Blog Post on the STSM “Building language corpora for educational and research purposes”, by Enriketa Sogutlu at Friedrich-Alexander-Universität, Erlangen-Nürnberg, Germany
The STSM “Building language corpora for educational and research purposes” took place from October 2, 2023 to October 6, 2023 at Friedrich-Alexander-Universität, Erlangen-Nürnberg, in Germany, under the supervision of Dr.Besim Kabashi at the Computational Corpus Linguistics Group. The main objective of this STSM was to contribute to work carried out in building corpora in a low-resourced language such as Albanian.
The aim was to investigate and analyze syntactic annotations from an existing Albanian framework and to consider ways how to enrich and/or enhance them for both research and educational purposes. Our work focused on the Albanian treebank in the Universal Dependencies.
The main results of the STSM can be summarized as follows:
- First an introductory workshop on building linguistic corpora and the steps involved in it was organized.
- Then Universal Dependencies https://universaldependencies.org/ tree bank was explored in terms of component parts: tokenization and word segmentation, POs features, morphology, and syntax. As syntax constituted the focus of the visit, its description in the Albanian tree bank https://universaldependencies.org/sq/index.html and the six components included in it were explored and analyzed.
- Out of the 60 sentences in the Albanian tree bank (https://github.com/UniversalDependencies/UD_Albanian-TSA/blob/master/sq_tsa-ud-test.conllu, 10 were randomly selected. Sentences considered as needing improvement were double checked and discussed.
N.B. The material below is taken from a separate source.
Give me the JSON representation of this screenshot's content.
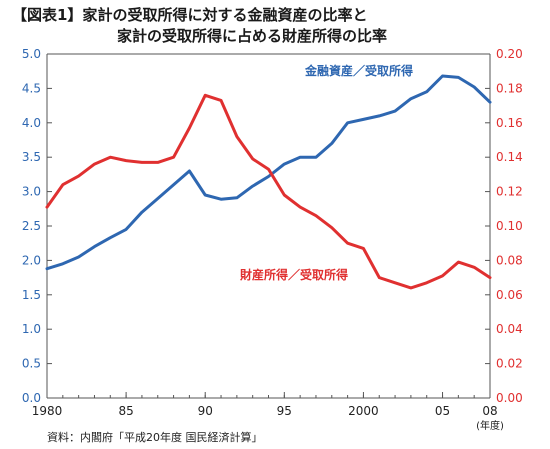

Initially the issues identified in the existing annotation were discussed, then ways to improve them were considered.
- A final discussion of results demonstrated that the most common issues were the need to enrich syntax content and categories and their explanations in terms of sentence and clause types; and a reconsideration of the classification of the verb “to be”. We also discussed the need for and the possibility of creating a new Albanian dataset from scratch.
- Finally, examples from the Albanian treebank including challenges and how to address them will be used for educational purposes in the instruction of syntactic dependencies mostly focusing on comparative analysis of English and Albanian dataset included in the UD.
My visit to Friedrich-Alexander-Universität in Erlangen was extremely enriching. I had the opportunity to become more familiar with Dr.Besim Kabashi’s work on Albanian and his immense resources.